Who was that grad student?

About a million years ago, when I was in college, I did my senior thesis on Virginia Woolf. It was an odd choice of topic – for an American Studies major – but my department was an easygoing place. They didn’t mind that I was preparing to launch my deepest academic work on a British author I knew nothing about. They just asked me to find my own qualified advisor (which they might have thought would be limiting) so I queried my friends in the dining hall, and someone recommended J. Hillis Miller (a famed member of the Yale deconstructionists). I made an appointment, and asked if he would take me on.

I have no idea why he said yes. I may have struck him as a raw primitive, he may just have been that sort of professor. On that first day, he established the rules. Read everything that Virginia Woolf had ever written, several times if possible. Read the autobiography by her nephew Quentin Bell. Read not one word of criticism or review. Not an essay, not a book, not a damn student editorial. And meet with him, once a week, for an hour, maybe two. (Can you believe that? Yale was great.)

I don’t remember any particular form for our sessions. I don’t remember poring over lines from the text, or discussing any literary theory. I don’t remember any formal analysis at all; mostly, we just chatted about whatever I was reading then. It was courteous; there was a pretense of intellectual equality. I remember my youthful enthusiasms; I must have bored him terribly. And then, when the hour or so was up, Professor Miller said “Alright, Laura, back to your reading.”

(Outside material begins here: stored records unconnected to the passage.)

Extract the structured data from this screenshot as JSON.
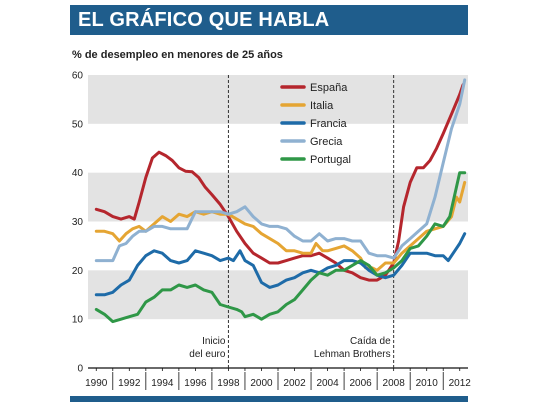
{
  "header": {
    "title": "EL GRÁFICO QUE HABLA"
  },
  "chart_data": {
    "type": "line",
    "title": "EL GRÁFICO QUE HABLA",
    "subtitle": "% de desempleo en menores de 25 años",
    "xlabel": "",
    "ylabel": "",
    "xlim": [
      1989.5,
      2012.5
    ],
    "ylim": [
      0,
      60
    ],
    "yticks": [
      0,
      10,
      20,
      30,
      40,
      50,
      60
    ],
    "xticks": [
      "1990",
      "1992",
      "1994",
      "1996",
      "1998",
      "2000",
      "2002",
      "2004",
      "2006",
      "2008",
      "2010",
      "2012"
    ],
    "grid_bands": [
      [
        10,
        20
      ],
      [
        30,
        40
      ],
      [
        50,
        60
      ]
    ],
    "legend_position": "top-center",
    "annotations": [
      {
        "x": 1998,
        "lines": [
          "Inicio",
          "del euro"
        ]
      },
      {
        "x": 2008,
        "lines": [
          "Caída de",
          "Lehman Brothers"
        ]
      }
    ],
    "series": [
      {
        "name": "España",
        "color": "#b5262d",
        "points": [
          [
            1990,
            32.5
          ],
          [
            1990.5,
            32
          ],
          [
            1991,
            31
          ],
          [
            1991.5,
            30.5
          ],
          [
            1992,
            31
          ],
          [
            1992.3,
            30.5
          ],
          [
            1992.6,
            34
          ],
          [
            1993,
            39
          ],
          [
            1993.4,
            43
          ],
          [
            1993.8,
            44.2
          ],
          [
            1994.2,
            43.5
          ],
          [
            1994.6,
            42.5
          ],
          [
            1995,
            41
          ],
          [
            1995.4,
            40.3
          ],
          [
            1995.8,
            40.2
          ],
          [
            1996.2,
            39
          ],
          [
            1996.6,
            37
          ],
          [
            1997,
            35.5
          ],
          [
            1997.5,
            33.5
          ],
          [
            1998,
            31
          ],
          [
            1998.5,
            28
          ],
          [
            1999,
            25.5
          ],
          [
            1999.5,
            23.5
          ],
          [
            2000,
            22.5
          ],
          [
            2000.5,
            21.5
          ],
          [
            2001,
            21.5
          ],
          [
            2001.5,
            22
          ],
          [
            2002,
            22.5
          ],
          [
            2002.5,
            23
          ],
          [
            2003,
            23
          ],
          [
            2003.5,
            23.5
          ],
          [
            2004,
            22.5
          ],
          [
            2004.5,
            21.5
          ],
          [
            2005,
            20
          ],
          [
            2005.5,
            19.5
          ],
          [
            2006,
            18.5
          ],
          [
            2006.5,
            18
          ],
          [
            2007,
            18
          ],
          [
            2007.5,
            19
          ],
          [
            2008,
            21.5
          ],
          [
            2008.3,
            26
          ],
          [
            2008.6,
            33
          ],
          [
            2009,
            38
          ],
          [
            2009.4,
            41
          ],
          [
            2009.8,
            41
          ],
          [
            2010.2,
            42.5
          ],
          [
            2010.6,
            45
          ],
          [
            2011,
            48
          ],
          [
            2011.5,
            52
          ],
          [
            2012,
            56
          ],
          [
            2012.2,
            58
          ]
        ]
      },
      {
        "name": "Italia",
        "color": "#e5a533",
        "points": [
          [
            1990,
            28
          ],
          [
            1990.5,
            28
          ],
          [
            1991,
            27.5
          ],
          [
            1991.4,
            26
          ],
          [
            1991.8,
            27.5
          ],
          [
            1992.2,
            28.5
          ],
          [
            1992.6,
            29
          ],
          [
            1993,
            28
          ],
          [
            1993.5,
            29.5
          ],
          [
            1994,
            31
          ],
          [
            1994.5,
            30
          ],
          [
            1995,
            31.5
          ],
          [
            1995.5,
            31
          ],
          [
            1996,
            32
          ],
          [
            1996.5,
            31.5
          ],
          [
            1997,
            32
          ],
          [
            1997.5,
            31.5
          ],
          [
            1998,
            31.5
          ],
          [
            1998.5,
            30.5
          ],
          [
            1999,
            29.5
          ],
          [
            1999.5,
            29
          ],
          [
            2000,
            27.5
          ],
          [
            2000.5,
            26.5
          ],
          [
            2001,
            25.5
          ],
          [
            2001.5,
            24
          ],
          [
            2002,
            24
          ],
          [
            2002.5,
            23.5
          ],
          [
            2003,
            23.5
          ],
          [
            2003.3,
            25.5
          ],
          [
            2003.7,
            24
          ],
          [
            2004,
            24
          ],
          [
            2004.5,
            24.5
          ],
          [
            2005,
            25
          ],
          [
            2005.5,
            24
          ],
          [
            2006,
            22.5
          ],
          [
            2006.3,
            20.5
          ],
          [
            2006.7,
            20.5
          ],
          [
            2007,
            20
          ],
          [
            2007.5,
            21.5
          ],
          [
            2008,
            21.5
          ],
          [
            2008.5,
            23.5
          ],
          [
            2009,
            25
          ],
          [
            2009.5,
            26.5
          ],
          [
            2010,
            28
          ],
          [
            2010.5,
            28.5
          ],
          [
            2011,
            29
          ],
          [
            2011.5,
            31
          ],
          [
            2011.8,
            35
          ],
          [
            2012,
            34
          ],
          [
            2012.3,
            38
          ]
        ]
      },
      {
        "name": "Francia",
        "color": "#1e6ba8",
        "points": [
          [
            1990,
            15
          ],
          [
            1990.5,
            15
          ],
          [
            1991,
            15.5
          ],
          [
            1991.5,
            17
          ],
          [
            1992,
            18
          ],
          [
            1992.5,
            21
          ],
          [
            1993,
            23
          ],
          [
            1993.5,
            24
          ],
          [
            1994,
            23.5
          ],
          [
            1994.5,
            22
          ],
          [
            1995,
            21.5
          ],
          [
            1995.5,
            22
          ],
          [
            1996,
            24
          ],
          [
            1996.5,
            23.5
          ],
          [
            1997,
            23
          ],
          [
            1997.5,
            22
          ],
          [
            1998,
            22.5
          ],
          [
            1998.3,
            22
          ],
          [
            1998.7,
            24
          ],
          [
            1999,
            22
          ],
          [
            1999.5,
            21
          ],
          [
            2000,
            17.5
          ],
          [
            2000.5,
            16.5
          ],
          [
            2001,
            17
          ],
          [
            2001.5,
            18
          ],
          [
            2002,
            18.5
          ],
          [
            2002.5,
            19.5
          ],
          [
            2003,
            20
          ],
          [
            2003.5,
            19.5
          ],
          [
            2004,
            20.5
          ],
          [
            2004.5,
            21
          ],
          [
            2005,
            22
          ],
          [
            2005.5,
            22
          ],
          [
            2006,
            21.5
          ],
          [
            2006.5,
            20
          ],
          [
            2007,
            19
          ],
          [
            2007.5,
            18.5
          ],
          [
            2008,
            19
          ],
          [
            2008.5,
            21
          ],
          [
            2009,
            23.5
          ],
          [
            2009.5,
            23.5
          ],
          [
            2010,
            23.5
          ],
          [
            2010.5,
            23
          ],
          [
            2011,
            23
          ],
          [
            2011.3,
            22
          ],
          [
            2011.7,
            24
          ],
          [
            2012,
            25.5
          ],
          [
            2012.3,
            27.5
          ]
        ]
      },
      {
        "name": "Grecia",
        "color": "#8fb1d1",
        "points": [
          [
            1990,
            22
          ],
          [
            1990.5,
            22
          ],
          [
            1991,
            22
          ],
          [
            1991.4,
            25
          ],
          [
            1991.8,
            25.5
          ],
          [
            1992.2,
            27
          ],
          [
            1992.6,
            28
          ],
          [
            1993,
            28
          ],
          [
            1993.5,
            29
          ],
          [
            1994,
            29
          ],
          [
            1994.5,
            28.5
          ],
          [
            1995,
            28.5
          ],
          [
            1995.5,
            28.5
          ],
          [
            1996,
            32
          ],
          [
            1996.5,
            32
          ],
          [
            1997,
            32
          ],
          [
            1997.5,
            32
          ],
          [
            1998,
            31.5
          ],
          [
            1998.5,
            32
          ],
          [
            1999,
            33
          ],
          [
            1999.5,
            31
          ],
          [
            2000,
            29.5
          ],
          [
            2000.5,
            29
          ],
          [
            2001,
            29
          ],
          [
            2001.5,
            28.5
          ],
          [
            2002,
            27
          ],
          [
            2002.5,
            26
          ],
          [
            2003,
            26
          ],
          [
            2003.5,
            27.5
          ],
          [
            2004,
            26
          ],
          [
            2004.5,
            26.5
          ],
          [
            2005,
            26.5
          ],
          [
            2005.5,
            26
          ],
          [
            2006,
            26
          ],
          [
            2006.5,
            23.5
          ],
          [
            2007,
            23
          ],
          [
            2007.5,
            23
          ],
          [
            2008,
            22.5
          ],
          [
            2008.5,
            25
          ],
          [
            2009,
            26.5
          ],
          [
            2009.5,
            28
          ],
          [
            2010,
            29.5
          ],
          [
            2010.5,
            35
          ],
          [
            2011,
            42
          ],
          [
            2011.5,
            49
          ],
          [
            2012,
            54
          ],
          [
            2012.3,
            59
          ]
        ]
      },
      {
        "name": "Portugal",
        "color": "#2f9747",
        "points": [
          [
            1990,
            12
          ],
          [
            1990.5,
            11
          ],
          [
            1991,
            9.5
          ],
          [
            1991.5,
            10
          ],
          [
            1992,
            10.5
          ],
          [
            1992.5,
            11
          ],
          [
            1993,
            13.5
          ],
          [
            1993.5,
            14.5
          ],
          [
            1994,
            16
          ],
          [
            1994.5,
            16
          ],
          [
            1995,
            17
          ],
          [
            1995.5,
            16.5
          ],
          [
            1996,
            17
          ],
          [
            1996.5,
            16
          ],
          [
            1997,
            15.5
          ],
          [
            1997.5,
            13
          ],
          [
            1998,
            12.5
          ],
          [
            1998.5,
            12
          ],
          [
            1998.8,
            11.5
          ],
          [
            1999,
            10.5
          ],
          [
            1999.5,
            11
          ],
          [
            2000,
            10
          ],
          [
            2000.5,
            11
          ],
          [
            2001,
            11.5
          ],
          [
            2001.5,
            13
          ],
          [
            2002,
            14
          ],
          [
            2002.5,
            16
          ],
          [
            2003,
            18
          ],
          [
            2003.5,
            19.5
          ],
          [
            2004,
            19
          ],
          [
            2004.5,
            20
          ],
          [
            2005,
            20
          ],
          [
            2005.5,
            21
          ],
          [
            2006,
            22
          ],
          [
            2006.5,
            21
          ],
          [
            2007,
            19
          ],
          [
            2007.5,
            19.5
          ],
          [
            2008,
            20.5
          ],
          [
            2008.5,
            22
          ],
          [
            2009,
            24.5
          ],
          [
            2009.5,
            25
          ],
          [
            2010,
            27
          ],
          [
            2010.5,
            29.5
          ],
          [
            2011,
            29
          ],
          [
            2011.4,
            31
          ],
          [
            2011.8,
            37
          ],
          [
            2012,
            40
          ],
          [
            2012.3,
            40
          ]
        ]
      }
    ]
  }
}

And that is how I spent many months, steeped in Virginia Woolf – her life and temperament so different from my own – with no particular expectations and no particular knowledge. It was magical. I don’t know how much I remember from that reading – I have that sort of mind – but I did eventually write a brutally long essay on The Waves. No evidence of it exists – thankfully – but I vaguely remember an experimental beginning in stream-of-consciousness style. Ouch.

It seems to me that I often don’t know when I am in the middle of an extraordinary moment, when I am doing something I will never do again, and those months reading Virginia Woolf and talking about it with Hillis Miller, in that way, in that delightfully casual way, was such a moment.

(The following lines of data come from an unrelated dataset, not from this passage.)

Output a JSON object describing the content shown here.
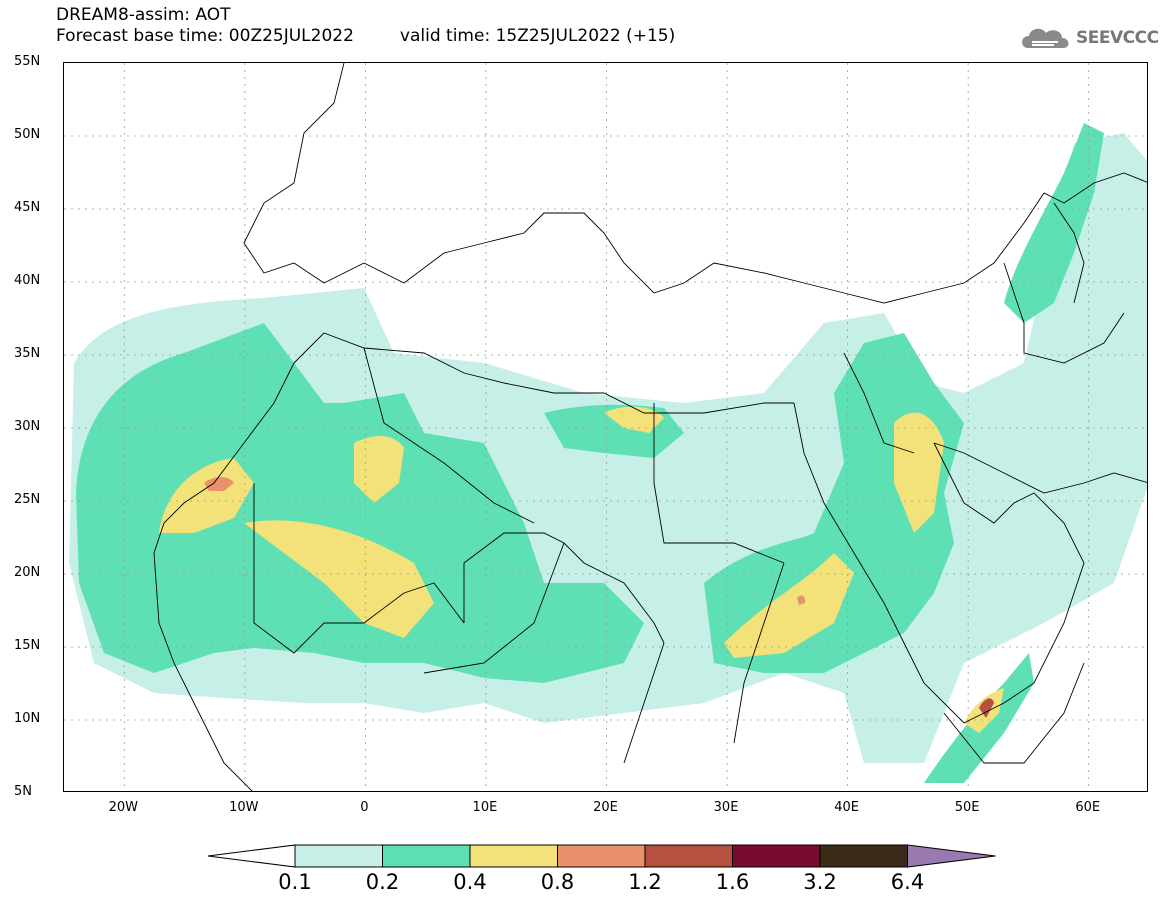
{
  "header": {
    "line1": "DREAM8-assim: AOT",
    "base_time": "Forecast base time: 00Z25JUL2022",
    "valid_time": "valid time: 15Z25JUL2022 (+15)"
  },
  "logo": {
    "text": "SEEVCCC",
    "icon": "cloud-icon"
  },
  "map": {
    "projection": "lat-lon",
    "lon_range": [
      -25,
      65
    ],
    "lat_range": [
      5,
      55
    ],
    "grid": "dotted",
    "lat_labels": [
      "55N",
      "50N",
      "45N",
      "40N",
      "35N",
      "30N",
      "25N",
      "20N",
      "15N",
      "10N",
      "5N"
    ],
    "lon_labels": [
      "20W",
      "10W",
      "0",
      "10E",
      "20E",
      "30E",
      "40E",
      "50E",
      "60E"
    ]
  },
  "colorbar": {
    "levels": [
      "0.1",
      "0.2",
      "0.4",
      "0.8",
      "1.2",
      "1.6",
      "3.2",
      "6.4"
    ],
    "colors": [
      "#ffffff",
      "#c6efe8",
      "#5fe0b4",
      "#f3e27a",
      "#e9916a",
      "#b5513f",
      "#7a0a2e",
      "#3a2a17",
      "#9a78b0"
    ]
  }
}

I also learned two things.

One, it is a great pleasure to discover something in literature for oneself. To read a review, a critique, or an analysis is to lose something of one’s own impressions forever. I am careful of the chatter of other minds, even if they are better than my own. I try to strike the balance thoughtfully: between reading what others are reading at a given moment,which offers the great pleasure of shared experience, and reading what no-one else is reading at the time, for the different pleasure of silent space.

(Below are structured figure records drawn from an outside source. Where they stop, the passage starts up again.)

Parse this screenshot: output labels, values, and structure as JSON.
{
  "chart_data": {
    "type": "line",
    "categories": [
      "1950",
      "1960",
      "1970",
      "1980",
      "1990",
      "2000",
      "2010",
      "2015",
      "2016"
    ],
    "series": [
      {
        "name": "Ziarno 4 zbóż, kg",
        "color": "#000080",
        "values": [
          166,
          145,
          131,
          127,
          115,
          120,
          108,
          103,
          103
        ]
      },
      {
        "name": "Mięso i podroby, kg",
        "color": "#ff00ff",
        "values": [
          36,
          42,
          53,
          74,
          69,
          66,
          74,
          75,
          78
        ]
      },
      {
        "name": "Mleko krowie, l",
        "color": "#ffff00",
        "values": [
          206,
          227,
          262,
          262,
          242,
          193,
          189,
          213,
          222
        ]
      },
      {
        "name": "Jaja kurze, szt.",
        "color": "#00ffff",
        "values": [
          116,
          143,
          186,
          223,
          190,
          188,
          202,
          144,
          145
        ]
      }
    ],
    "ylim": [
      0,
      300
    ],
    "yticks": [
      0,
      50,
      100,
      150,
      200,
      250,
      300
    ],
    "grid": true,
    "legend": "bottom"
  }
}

Two, when I write, I focus. I rewrote that senior thesis, all 50-some pages of it, on the day before it was due. I had woken up with the clear realization that the essay was terrible, and also with a clear idea of how to fix it. It was a Thursday in December, bitterly cold. I went to the Mudd Library, which had wonderful light, and I sat down at a table in the middle of the reading room and began to write. I wrote furiously. I remember my hand cramping several times, and I remember shaking my fingers angrily. I had to hurry.

I started writing when the doors opened at eight, and when I finished, when I wrote the very last word, the first thing I did was look at my watch. It was after four in the afternoon. I was relieved that I had finished before the library closed at five, I was surprised that I had been sitting so long. I remember those two thoughts, and then I remember realizing that I was cold. I was freezing. I was so cold that the feet of my chair were banging against the wood floor as my body shook. I could barely stand up – I was so cold and cramped – and also, I was hungry, I needed a bathroom, and it was getting dark; I could barely see the page on which I had just been writing. I looked up to see a young man, a graduate student probably, dressed in a winter coat and a stocking cap and gloves, with a red nose.

“Are you finished?” he said.

“I’m cold,” I almost yelled back. “There’s something wrong with the heat in here. I’m really cold. And it’s dark.” I was a bit frantic, not at all polite.

“Yes,” he said. ‘The power went out about ten this morning. The library’s been closed since noon. We asked you to leave several times, but you never looked up, so I said I would just wait here until you were done.”

I really wish I knew who that man was. Wow, I really wish I knew who he was. But then, perhaps you can see why I stopped writing when my children were small.